How is the meaning of theory in science different from the everyday use of the term? - Yahoo! Answers
A scientific theory is a scientific work, which describes a system behind observations and makes predictions for future observations.
This should also be the everyday use, but there are also people, who think, a theory is sloppy work, not always true and untested.
But that is wrong - a scientific theory is the highest form of a scientific work, with a long list of conditions reached, not turn a simple hypothesis about the observations into this theory. A theory for example, has to be fallible. That means: It must be contain a prediction, which would invalidate the theory, if the prediction does not come true. The theory of evolution for example predicted the existence of a way to give the attributes of the parents to the children. Almost a century after the theory of evolution, the DNA was found.
Of course, science can be wrong. That's why a theory has to be able to be wrong. A theory, which is under all imaginable conditions true, is not scientific.
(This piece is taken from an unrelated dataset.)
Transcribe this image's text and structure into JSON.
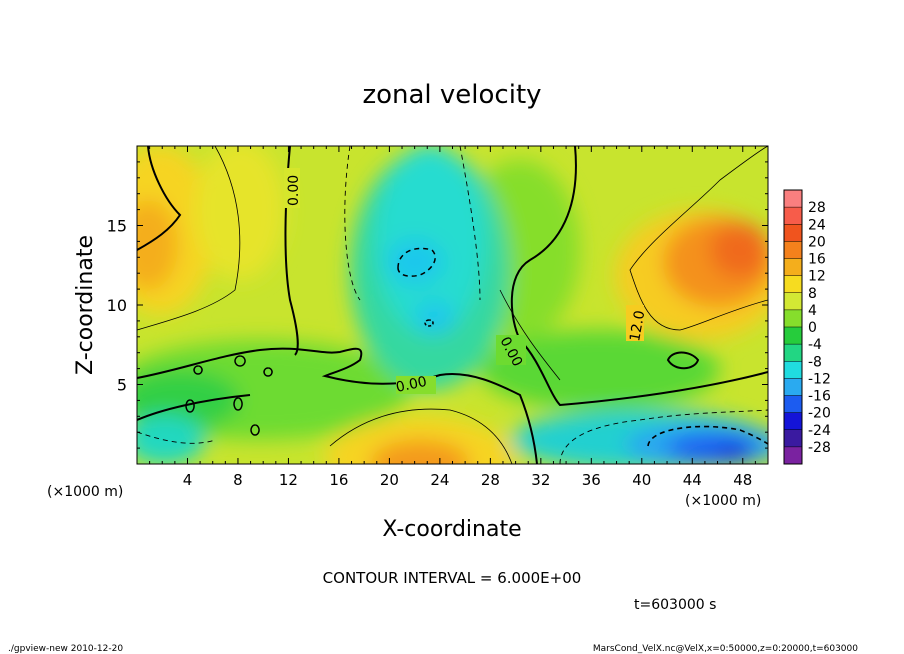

But that is no problem for science. When a theory is found to be wrong, there has to be a better one. Science is a dynamic process. The theory of gravitation for example is still not done. We know that there are many phenomena, this theory does not describe. For example Black holes are still not adequately described by it. So, there is now the search for a better theory.
But that does not mean, that a scientific theory, which was found wrong, is also bad. The theory of gravity by Galileo is already found wrong for centuries, but still, you can do a lot of good work, by assuming a constant gravity acceleration. It is not accurate, but often accurate enough (for example for rocket guidance, this model of gravity gets often used for simplifying math). Each new theory becomes more accurate.
So, a good theory, which passed many tests in history, can still be wrong. But: the chance that it is right is around 99.9999%.